Steps to Implement Pod Priority and Preemption¶
Step 1: Enable Priority and Preemption¶
Pod Priority and Preemption are enabled by default in Kubernetes (v1.14+). Ensure it is not disabled in your cluster by checking the --enable-admission-plugins
flag on the API server. The Priority
admission plugin must be enabled.
kubectl get podsecuritypolicy
# Verify the admission plugins include "Priority".
Step 2: Create PriorityClasses¶
PriorityClasses define the priority level for Pods. A higher value
indicates higher priority.
Example YAML for PriorityClasses:¶
apiVersion: scheduling.k8s.io/v1
kind: PriorityClass
metadata:
name: high-priority
value: 1000
globalDefault: false
description: "This priority is for critical Pods."
---
apiVersion: scheduling.k8s.io/v1
kind: PriorityClass
metadata:
name: low-priority
value: 500
globalDefault: false
description: "This priority is for less important Pods."
Apply the PriorityClasses:
kubectl apply -f priorityclasses.yaml
Step 3: Assign Priority to Pods¶
Use the priorityClassName
field in the Pod specification to assign a priority to your Pods.
Example: High-Priority Pod:¶
apiVersion: v1
kind: Pod
metadata:
name: high-priority-pod
namespace: default
spec:
containers:
- name: nginx
image: nginx
priorityClassName: high-priority
Example: Low-Priority Pod:¶
apiVersion: v1
kind: Pod
metadata:
name: low-priority-pod
namespace: default
spec:
containers:
- name: nginx
image: nginx
priorityClassName: low-priority
Apply the Pod definitions:
kubectl apply -f high-priority-pod.yaml
kubectl apply -f low-priority-pod.yaml
Step 4: Test Preemption¶
- Simulate a resource-scarce scenario by scheduling multiple low-priority Pods to consume available resources.
- Schedule a high-priority Pod. Kubernetes will preempt (evict) the low-priority Pods if necessary to make room for the high-priority Pod.
Verify Preemption:¶
Check the status of the evicted Pods:
kubectl get pods -o wide
Evicted Pods will show a status of Evicted
or Pending
.
Additional Considerations¶
-
Preemption Delay:
-
Preemption is not immediate. Kubernetes waits for evicted Pods to terminate before scheduling high-priority Pods.
-
Avoid Overuse of High Priority:
-
Overusing high-priority Pods can lead to instability by preempting essential workloads.
-
Graceful Eviction:
-
Kubernetes respects the
terminationGracePeriodSeconds
of evicted Pods to allow graceful termination. -
Default Priority:
- You can define a
globalDefault: true
PriorityClass, which will be used for Pods without an explicitpriorityClassName
.
Benefits¶
- Ensures critical workloads are prioritized during resource contention.
- Helps maintain cluster reliability by protecting important services.
Use Cases¶
- Assigning higher priority to system Pods (e.g., DNS, monitoring).
- Ensuring critical workloads are scheduled even in overloaded clusters.
- Preempting non-essential workloads for disaster recovery operations.
By carefully designing your PriorityClasses and assigning them appropriately, you can efficiently manage resource allocation in your Kubernetes cluster.
system-cluster-critical
PriorityClass¶
system-cluster-critical
is a predefined PriorityClass in Kubernetes. It is used for system-critical Pods that are essential for the overall functionality of the cluster.

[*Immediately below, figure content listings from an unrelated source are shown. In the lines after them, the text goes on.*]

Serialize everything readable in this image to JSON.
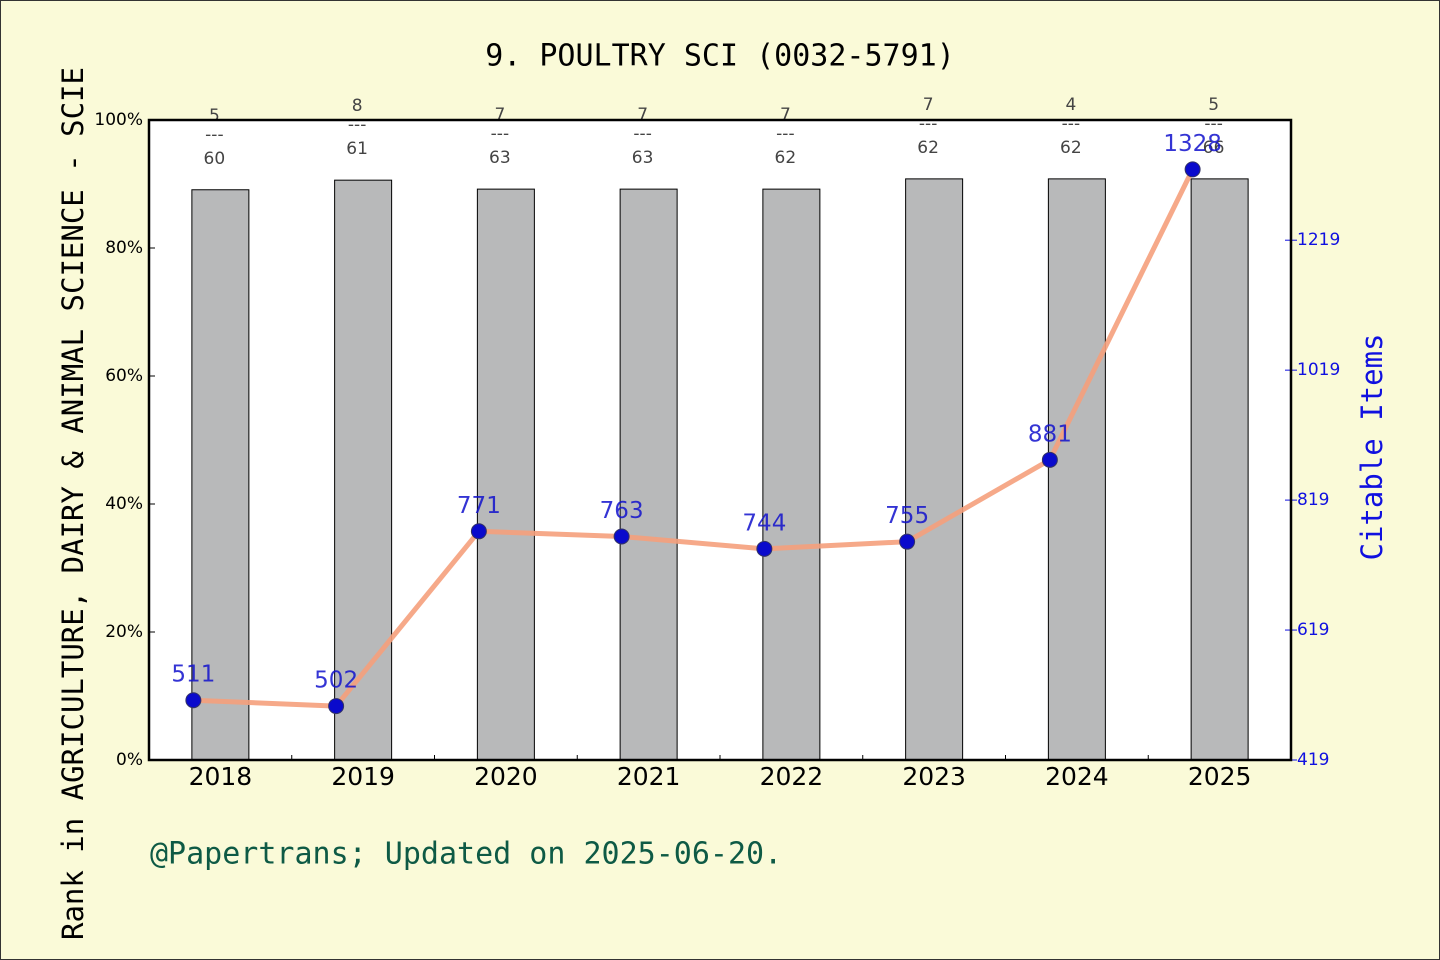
{
  "chart_data": {
    "type": "bar",
    "title": "9. POULTRY SCI (0032-5791)",
    "ylabel": "Rank in AGRICULTURE, DAIRY & ANIMAL SCIENCE - SCIE",
    "y2label": "Citable Items",
    "note": "@Papertrans; Updated on 2025-06-20.",
    "categories": [
      "2018",
      "2019",
      "2020",
      "2021",
      "2022",
      "2023",
      "2024",
      "2025"
    ],
    "ranks": [
      "5",
      "8",
      "7",
      "7",
      "7",
      "7",
      "4",
      "5"
    ],
    "totals": [
      "60",
      "61",
      "63",
      "63",
      "62",
      "62",
      "62",
      "66"
    ],
    "rank_separator": "---",
    "series": [
      {
        "type": "bar",
        "color": "#b8b9ba",
        "values": [
          89.1,
          90.6,
          89.2,
          89.2,
          89.2,
          90.8,
          90.8,
          90.8
        ]
      },
      {
        "type": "line",
        "axis": "y2",
        "color": "#f5a07c",
        "marker_color": "#0a0acc",
        "label_color": "#1010cc",
        "values": [
          511,
          502,
          771,
          763,
          744,
          755,
          881,
          1328
        ]
      }
    ],
    "ylim": [
      0,
      100
    ],
    "yticks": [
      {
        "value": 0,
        "label": "0%"
      },
      {
        "value": 20,
        "label": "20%"
      },
      {
        "value": 40,
        "label": "40%"
      },
      {
        "value": 60,
        "label": "60%"
      },
      {
        "value": 80,
        "label": "80%"
      },
      {
        "value": 100,
        "label": "100%"
      }
    ],
    "y2lim": [
      419,
      1404
    ],
    "y2ticks": [
      419,
      619,
      819,
      1019,
      1219
    ]
  }
}
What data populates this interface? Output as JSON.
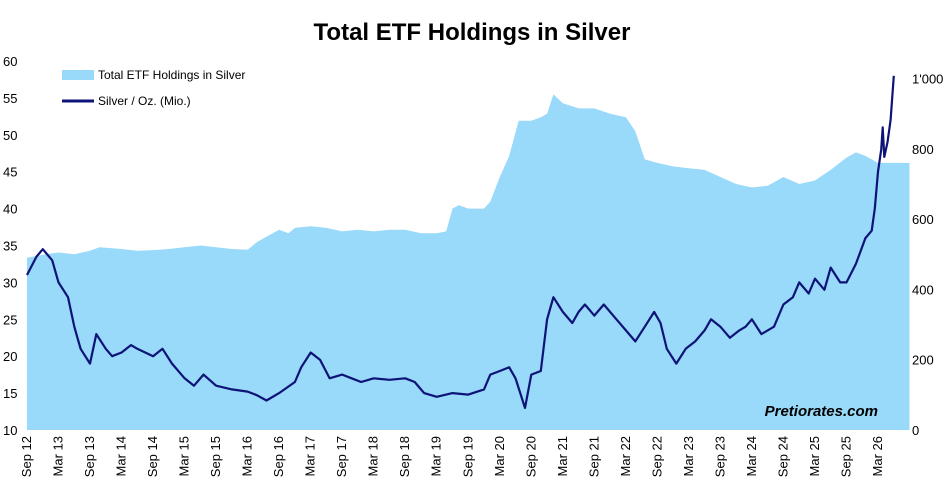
{
  "chart_data": {
    "type": "area+line",
    "title": "Total ETF Holdings in Silver",
    "watermark": "Pretiorates.com",
    "x_labels": [
      "Sep 12",
      "Mar 13",
      "Sep 13",
      "Mar 14",
      "Sep 14",
      "Mar 15",
      "Sep 15",
      "Mar 16",
      "Sep 16",
      "Mar 17",
      "Sep 17",
      "Mar 18",
      "Sep 18",
      "Mar 19",
      "Sep 19",
      "Mar 20",
      "Sep 20",
      "Mar 21",
      "Sep 21",
      "Mar 22",
      "Sep 22",
      "Mar 23",
      "Sep 23",
      "Mar 24",
      "Sep 24",
      "Mar 25",
      "Sep 25",
      "Mar 26"
    ],
    "left_axis": {
      "ylim": [
        10,
        60
      ],
      "ticks": [
        "10",
        "15",
        "20",
        "25",
        "30",
        "35",
        "40",
        "45",
        "50",
        "55",
        "60"
      ]
    },
    "right_axis": {
      "ylim": [
        0,
        1050
      ],
      "ticks": [
        "0",
        "200",
        "400",
        "600",
        "800",
        "1'000"
      ]
    },
    "series": [
      {
        "name": "Total ETF Holdings in Silver",
        "kind": "area",
        "axis": "right",
        "color": "#99d9f9",
        "points": [
          [
            0,
            490
          ],
          [
            0.3,
            495
          ],
          [
            0.6,
            500
          ],
          [
            1,
            505
          ],
          [
            1.5,
            500
          ],
          [
            2,
            510
          ],
          [
            2.3,
            520
          ],
          [
            3,
            515
          ],
          [
            3.5,
            510
          ],
          [
            4,
            512
          ],
          [
            4.5,
            515
          ],
          [
            5,
            520
          ],
          [
            5.5,
            525
          ],
          [
            6,
            520
          ],
          [
            6.5,
            515
          ],
          [
            7,
            513
          ],
          [
            7.3,
            535
          ],
          [
            7.6,
            550
          ],
          [
            8,
            570
          ],
          [
            8.3,
            560
          ],
          [
            8.5,
            575
          ],
          [
            9,
            580
          ],
          [
            9.5,
            575
          ],
          [
            10,
            565
          ],
          [
            10.5,
            570
          ],
          [
            11,
            565
          ],
          [
            11.5,
            570
          ],
          [
            12,
            570
          ],
          [
            12.5,
            560
          ],
          [
            13,
            560
          ],
          [
            13.3,
            565
          ],
          [
            13.5,
            630
          ],
          [
            13.7,
            640
          ],
          [
            14,
            630
          ],
          [
            14.5,
            630
          ],
          [
            14.7,
            650
          ],
          [
            15,
            720
          ],
          [
            15.3,
            780
          ],
          [
            15.6,
            880
          ],
          [
            16,
            880
          ],
          [
            16.3,
            890
          ],
          [
            16.5,
            900
          ],
          [
            16.7,
            955
          ],
          [
            17,
            930
          ],
          [
            17.5,
            915
          ],
          [
            18,
            915
          ],
          [
            18.5,
            900
          ],
          [
            19,
            890
          ],
          [
            19.3,
            850
          ],
          [
            19.6,
            770
          ],
          [
            20,
            760
          ],
          [
            20.5,
            750
          ],
          [
            21,
            745
          ],
          [
            21.5,
            740
          ],
          [
            22,
            720
          ],
          [
            22.5,
            700
          ],
          [
            23,
            690
          ],
          [
            23.5,
            695
          ],
          [
            24,
            720
          ],
          [
            24.5,
            700
          ],
          [
            25,
            710
          ],
          [
            25.5,
            740
          ],
          [
            26,
            775
          ],
          [
            26.3,
            790
          ],
          [
            26.6,
            780
          ],
          [
            27,
            760
          ],
          [
            27.5,
            760
          ],
          [
            28,
            760
          ]
        ]
      },
      {
        "name": "Silver / Oz. (Mio.)",
        "kind": "line",
        "axis": "left",
        "color": "#0d1377",
        "points": [
          [
            0,
            31
          ],
          [
            0.3,
            33.5
          ],
          [
            0.5,
            34.5
          ],
          [
            0.8,
            33
          ],
          [
            1,
            30
          ],
          [
            1.3,
            28
          ],
          [
            1.5,
            24
          ],
          [
            1.7,
            21
          ],
          [
            2,
            19
          ],
          [
            2.2,
            23
          ],
          [
            2.5,
            21
          ],
          [
            2.7,
            20
          ],
          [
            3,
            20.5
          ],
          [
            3.3,
            21.5
          ],
          [
            3.5,
            21
          ],
          [
            4,
            20
          ],
          [
            4.3,
            21
          ],
          [
            4.6,
            19
          ],
          [
            5,
            17
          ],
          [
            5.3,
            16
          ],
          [
            5.6,
            17.5
          ],
          [
            6,
            16
          ],
          [
            6.5,
            15.5
          ],
          [
            7,
            15.2
          ],
          [
            7.3,
            14.7
          ],
          [
            7.6,
            14
          ],
          [
            8,
            15
          ],
          [
            8.5,
            16.5
          ],
          [
            8.7,
            18.5
          ],
          [
            9,
            20.5
          ],
          [
            9.3,
            19.5
          ],
          [
            9.6,
            17
          ],
          [
            10,
            17.5
          ],
          [
            10.3,
            17
          ],
          [
            10.6,
            16.5
          ],
          [
            11,
            17
          ],
          [
            11.5,
            16.8
          ],
          [
            12,
            17
          ],
          [
            12.3,
            16.5
          ],
          [
            12.6,
            15
          ],
          [
            13,
            14.5
          ],
          [
            13.5,
            15
          ],
          [
            14,
            14.8
          ],
          [
            14.5,
            15.5
          ],
          [
            14.7,
            17.5
          ],
          [
            15,
            18
          ],
          [
            15.3,
            18.5
          ],
          [
            15.5,
            17
          ],
          [
            15.8,
            13
          ],
          [
            16,
            17.5
          ],
          [
            16.3,
            18
          ],
          [
            16.5,
            25
          ],
          [
            16.7,
            28
          ],
          [
            17,
            26
          ],
          [
            17.3,
            24.5
          ],
          [
            17.5,
            26
          ],
          [
            17.7,
            27
          ],
          [
            18,
            25.5
          ],
          [
            18.3,
            27
          ],
          [
            18.7,
            25
          ],
          [
            19,
            23.5
          ],
          [
            19.3,
            22
          ],
          [
            19.6,
            24
          ],
          [
            19.9,
            26
          ],
          [
            20.1,
            24.5
          ],
          [
            20.3,
            21
          ],
          [
            20.6,
            19
          ],
          [
            20.9,
            21
          ],
          [
            21.2,
            22
          ],
          [
            21.5,
            23.5
          ],
          [
            21.7,
            25
          ],
          [
            22,
            24
          ],
          [
            22.3,
            22.5
          ],
          [
            22.6,
            23.5
          ],
          [
            22.8,
            24
          ],
          [
            23,
            25
          ],
          [
            23.3,
            23
          ],
          [
            23.7,
            24
          ],
          [
            24,
            27
          ],
          [
            24.3,
            28
          ],
          [
            24.5,
            30
          ],
          [
            24.8,
            28.5
          ],
          [
            25,
            30.5
          ],
          [
            25.3,
            29
          ],
          [
            25.5,
            32
          ],
          [
            25.8,
            30
          ],
          [
            26,
            30
          ],
          [
            26.3,
            32.5
          ],
          [
            26.6,
            36
          ],
          [
            26.8,
            37
          ],
          [
            26.9,
            40
          ],
          [
            27,
            45
          ],
          [
            27.1,
            48
          ],
          [
            27.15,
            51
          ],
          [
            27.2,
            47
          ],
          [
            27.3,
            49
          ],
          [
            27.4,
            52
          ],
          [
            27.5,
            58
          ]
        ]
      }
    ]
  },
  "legend": {
    "items": [
      {
        "label": "Total ETF Holdings in Silver",
        "swatch": "area"
      },
      {
        "label": "Silver / Oz. (Mio.)",
        "swatch": "line"
      }
    ]
  }
}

This PriorityClass ensures that critical system Pods have the highest priority and can preempt less critical workloads to maintain cluster health.
Key Features¶
-
High Priority:
-
system-cluster-critical
is one of the highest priority levels in Kubernetes, ensuring that critical system Pods can always run, even under resource contention. -
Reserved for System Pods:
-
Intended for Pods required for cluster management, such as DNS, network plugins, or monitoring systems.
-
Preemption:
- Pods with this PriorityClass can preempt lower-priority Pods to free up resources.